According to a research study by the Robert Wood Johnson Foundation, a health-focused philanthropy, nurses believe that they need more support. This support could be found in fellow nurses who can serve as mentors as well as people in the health system who can serve as allies to nurses.
Building relationships—especially with families—is a main element of what makes Townsend feel so excited about her career.
“A lot of times with it being a critical care unit, those babies are there for a long time… I could have a patient for nine months. I’m looking forward to forming a long-lasting relationship with family members and being able to really focus and pour into this one-on-one patient-nurse ratio and take advantage of that. I love people; I’m a people person,” Townsend said.

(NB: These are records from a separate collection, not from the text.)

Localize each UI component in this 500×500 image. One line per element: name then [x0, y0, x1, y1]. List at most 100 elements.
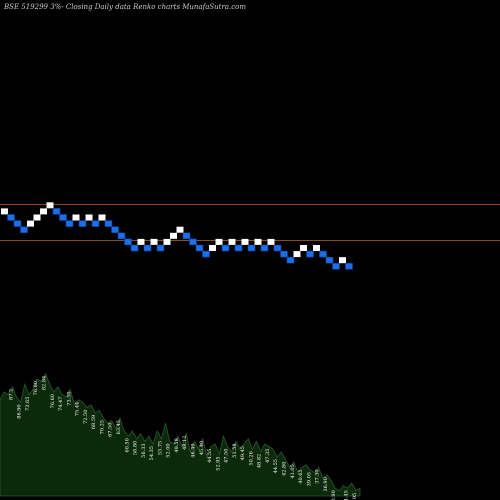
renko-brick-down — [306, 250, 314, 258]
renko-brick-down — [65, 220, 74, 227]
volume-value-label: 48.12 — [182, 436, 188, 450]
volume-value-label: 41.05 — [290, 464, 296, 478]
renko-brick-down — [202, 250, 210, 258]
renko-brick-down — [234, 244, 243, 252]
volume-value-label: 46.49 — [191, 443, 197, 457]
renko-brick-down — [273, 244, 282, 252]
renko-brick-up — [46, 202, 54, 209]
volume-value-label: 68.59 — [91, 415, 97, 429]
renko-brick-up — [1, 208, 8, 215]
volume-value-label: 63.45 — [116, 420, 122, 434]
volume-value-label: 87.2 — [8, 389, 14, 400]
renko-brick-down — [195, 244, 204, 252]
renko-brick-up — [339, 257, 346, 264]
volume-value-label: 82.84 — [42, 376, 48, 390]
renko-brick-down — [7, 214, 15, 221]
renko-brick-down — [52, 208, 61, 215]
renko-brick-down — [143, 244, 152, 252]
volume-value-label: 44.55 — [273, 459, 279, 473]
volume-value-label: 73.65 — [25, 397, 31, 411]
volume-value-label: 73.50 — [66, 391, 72, 405]
renko-brick-up — [163, 238, 171, 245]
renko-brick-up — [267, 238, 275, 245]
volume-value-label: 52.95 — [215, 456, 221, 470]
renko-brick-down — [13, 220, 22, 227]
volume-value-label: 47.35 — [265, 449, 271, 463]
volume-value-label: 51.58 — [232, 443, 238, 457]
renko-brick-up — [40, 208, 47, 215]
volume-area — [0, 372, 361, 497]
volume-value-label: 86.95 — [0, 402, 2, 416]
renko-brick-down — [345, 262, 353, 270]
volume-value-label: 52.00 — [166, 443, 172, 457]
volume-value-label: 34.45 — [344, 490, 350, 500]
renko-brick-down — [332, 262, 340, 270]
volume-value-label: 50.26 — [248, 451, 254, 465]
renko-brick-up — [241, 238, 249, 245]
renko-brick-down — [189, 238, 197, 246]
renko-brick-down — [325, 256, 334, 264]
renko-brick-layer — [1, 202, 353, 270]
volume-value-label: 67.50 — [108, 423, 114, 437]
volume-value-label: 74.47 — [58, 397, 64, 411]
volume-value-label: 70.25 — [99, 420, 105, 434]
renko-brick-down — [286, 256, 295, 264]
renko-brick-down — [280, 250, 288, 258]
renko-brick-down — [20, 226, 28, 233]
renko-brick-up — [170, 232, 177, 239]
renko-brick-up — [72, 214, 80, 221]
volume-value-label: 54.35 — [149, 446, 155, 460]
volume-value-label: 49.58 — [174, 438, 180, 452]
renko-brick-down — [104, 220, 113, 227]
renko-brick-down — [260, 244, 269, 252]
renko-brick-down — [130, 244, 139, 252]
volume-value-label: 48.82 — [257, 454, 263, 468]
volume-value-label: 33.90 — [331, 490, 337, 500]
volume-value-label: 45.40 — [199, 441, 205, 455]
renko-brick-down — [91, 220, 100, 227]
renko-brick-down — [182, 232, 191, 240]
volume-value-label: 44.55 — [207, 449, 213, 463]
renko-brick-down — [124, 238, 132, 246]
volume-value-label: 76.80 — [33, 381, 39, 395]
volume-value-label: 75.44 — [75, 402, 81, 416]
renko-brick-up — [293, 251, 301, 258]
volume-value-label: 30.95 — [352, 493, 358, 500]
renko-brick-up — [209, 245, 216, 251]
volume-value-label: 58.80 — [133, 441, 139, 455]
renko-brick-up — [137, 238, 145, 245]
volume-value-label: 72.50 — [83, 410, 89, 424]
volume-value-label: 56.33 — [141, 443, 147, 457]
renko-brick-up — [27, 220, 34, 227]
renko-brick-up — [85, 214, 93, 221]
volume-value-label: 40.65 — [298, 469, 304, 483]
renko-brick-up — [228, 238, 236, 245]
renko-brick-up — [300, 245, 307, 251]
renko-brick-down — [111, 226, 119, 233]
chart-title: BSE 519299 3%- Closing Daily data Renko … — [3, 3, 246, 11]
volume-value-label: 39.05 — [306, 472, 312, 486]
renko-brick-down — [59, 214, 67, 221]
renko-brick-up — [150, 238, 158, 245]
volume-value-label: 37.30 — [315, 469, 321, 483]
volume-value-label: 86.90 — [17, 404, 23, 418]
renko-brick-up — [98, 214, 106, 221]
renko-brick-up — [33, 214, 41, 221]
renko-brick-up — [215, 238, 223, 245]
renko-brick-down — [221, 244, 230, 252]
renko-brick-down — [156, 244, 165, 252]
renko-brick-up — [313, 245, 320, 251]
renko-brick-down — [78, 220, 87, 227]
renko-brick-down — [319, 250, 327, 258]
volume-value-label: 60.50 — [124, 438, 130, 452]
volume-value-label: 49.45 — [240, 446, 246, 460]
volume-value-label: 42.80 — [282, 462, 288, 476]
renko-brick-up — [254, 238, 262, 245]
renko-brick-down — [117, 232, 126, 240]
volume-value-label: 76.60 — [50, 394, 56, 408]
renko-brick-up — [176, 226, 184, 233]
volume-value-label: 47.50 — [224, 449, 230, 463]
volume-value-label: 53.75 — [157, 441, 163, 455]
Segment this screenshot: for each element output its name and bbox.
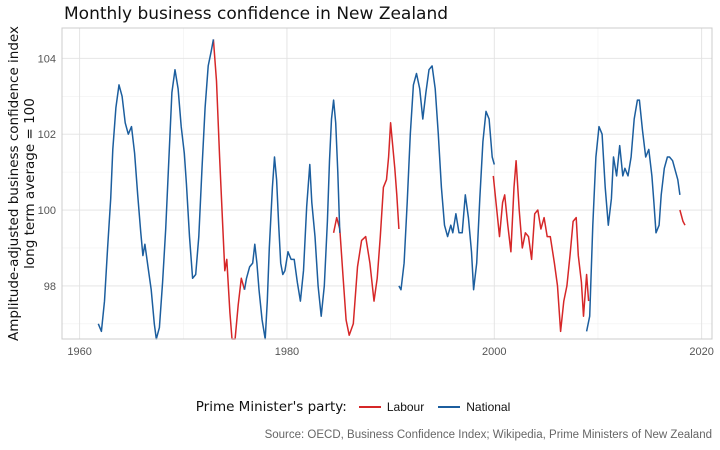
chart-title: Monthly business confidence in New Zeala…: [64, 4, 449, 24]
series-line-national: [398, 65, 496, 291]
y-tick-label: 104: [38, 53, 56, 65]
series-layer: [97, 39, 686, 340]
panel-border: [61, 27, 713, 340]
x-tick-label: 1960: [67, 346, 91, 358]
series-line-labour: [332, 122, 400, 336]
series-line-national: [585, 99, 681, 332]
y-axis-title-line-2: long term average = 100: [22, 98, 38, 269]
legend-item-labour: Labour: [358, 400, 425, 414]
y-tick-label: 98: [44, 281, 56, 293]
legend-key-labour: [358, 406, 381, 408]
series-line-labour: [212, 39, 246, 340]
y-tick-label: 102: [38, 129, 56, 141]
series-line-national: [243, 99, 341, 340]
series-line-labour: [679, 209, 686, 226]
legend-label-national: National: [466, 400, 511, 414]
chart-caption: Source: OECD, Business Confidence Index;…: [264, 429, 712, 441]
series-line-labour: [492, 159, 590, 333]
legend-key-national: [438, 406, 461, 408]
x-tick-label: 2000: [482, 346, 506, 358]
legend-label-labour: Labour: [386, 400, 425, 414]
legend-title: Prime Minister's party:: [195, 399, 347, 415]
y-tick-label: 100: [38, 205, 56, 217]
x-tick-label: 2020: [689, 346, 713, 358]
y-axis-title-line-1: Amplitude-adjusted business confidence i…: [6, 26, 22, 341]
tick-layer: 1960 1980 2000 2020 98 100 102 104: [38, 53, 714, 358]
legend: Prime Minister's party: Labour National: [0, 399, 720, 415]
series-line-national: [97, 39, 215, 340]
legend-item-national: National: [438, 400, 510, 414]
x-tick-label: 1980: [275, 346, 299, 358]
grid-layer: [62, 28, 712, 339]
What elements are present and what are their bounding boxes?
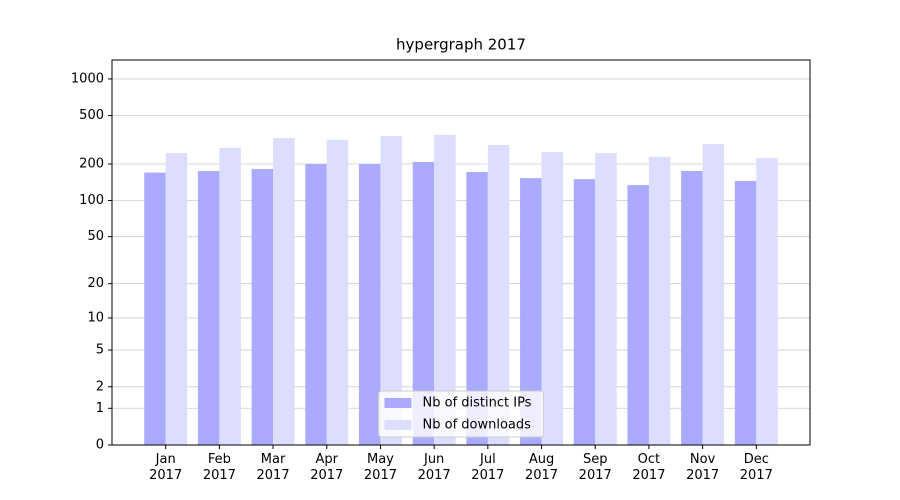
x-tick-label: Jun 2017 xyxy=(417,452,451,483)
y-tick-label: 1 xyxy=(96,401,104,416)
bar xyxy=(573,179,596,445)
x-tick-label: Apr 2017 xyxy=(310,452,344,483)
bar xyxy=(466,171,488,445)
legend-swatch xyxy=(384,420,412,430)
y-tick-label: 500 xyxy=(79,108,104,123)
x-tick-label: May 2017 xyxy=(363,452,397,483)
y-tick-label: 200 xyxy=(79,157,104,172)
bar xyxy=(702,144,725,446)
y-tick-label: 10 xyxy=(87,310,104,325)
bar xyxy=(541,152,564,446)
bar xyxy=(734,180,757,446)
bar xyxy=(251,168,274,445)
bar xyxy=(412,161,435,445)
bar xyxy=(434,134,456,445)
bar xyxy=(595,153,617,445)
y-tick-label: 2 xyxy=(96,379,104,394)
bar xyxy=(326,140,349,446)
plot-frame xyxy=(111,59,811,446)
x-tick-label: Sep 2017 xyxy=(578,452,612,483)
bar xyxy=(358,164,381,445)
x-tick-label: Jul 2017 xyxy=(471,452,505,483)
bar xyxy=(219,147,241,445)
bar xyxy=(144,172,166,445)
legend-label: Nb of distinct IPs xyxy=(423,396,532,411)
y-tick-label: 1000 xyxy=(71,71,104,86)
legend-label: Nb of downloads xyxy=(423,418,532,433)
bar xyxy=(273,138,295,446)
legend-box xyxy=(378,390,544,438)
x-tick-label: Nov 2017 xyxy=(686,452,720,483)
bar xyxy=(681,171,703,445)
bar xyxy=(487,144,510,445)
x-tick-label: Feb 2017 xyxy=(202,452,236,483)
x-tick-label: Mar 2017 xyxy=(256,452,290,483)
bar xyxy=(648,156,671,446)
y-tick-label: 100 xyxy=(79,193,104,208)
x-tick-label: Oct 2017 xyxy=(632,452,666,483)
bar xyxy=(197,171,220,445)
y-tick-label: 20 xyxy=(87,276,104,291)
chart-title: hypergraph 2017 xyxy=(396,36,526,54)
bar xyxy=(305,164,327,445)
bar xyxy=(165,153,188,445)
x-tick-label: Aug 2017 xyxy=(524,452,559,483)
y-tick-label: 5 xyxy=(96,343,104,358)
y-tick-label: 0 xyxy=(96,438,104,453)
legend-swatch xyxy=(384,398,412,408)
bar xyxy=(380,135,402,445)
x-tick-label: Dec 2017 xyxy=(739,452,773,483)
bar xyxy=(756,158,778,445)
y-tick-label: 50 xyxy=(87,229,104,244)
x-tick-label: Jan 2017 xyxy=(149,452,183,483)
bar xyxy=(520,178,542,445)
bar xyxy=(627,185,649,446)
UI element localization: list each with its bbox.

What sold her on Children’s Healthcare of Atlanta was the outreach it does with families regardless of patient outcomes. According to Townsend, Children’s is connected with athletic groups like the Atlanta Braves, while also hosting galas, concerts and other events to stay connected with families it’s served.
“They made the families and kids feel loved and special… [That’s] why I’m so pumped on these family relationships. You get to support them throughout the rest of their life and be such a big part of their life,” she said.
Despite Townsend’s fear of the unknown that comes with COVID and starting a new job, she can’t wait to get started. “I’m really giddy over it. It is my dream job. I really just feel like so much has aligned to get me to this point,” she said.
“Even with the worldwide circumstances with the pandemic, it seems like now more than ever it’s the time to be called into this, and I’m really eager to start and am so thankful and feel really, really blessed to have the opportunity to learn as a nurse and work with [babies,] my dream population.”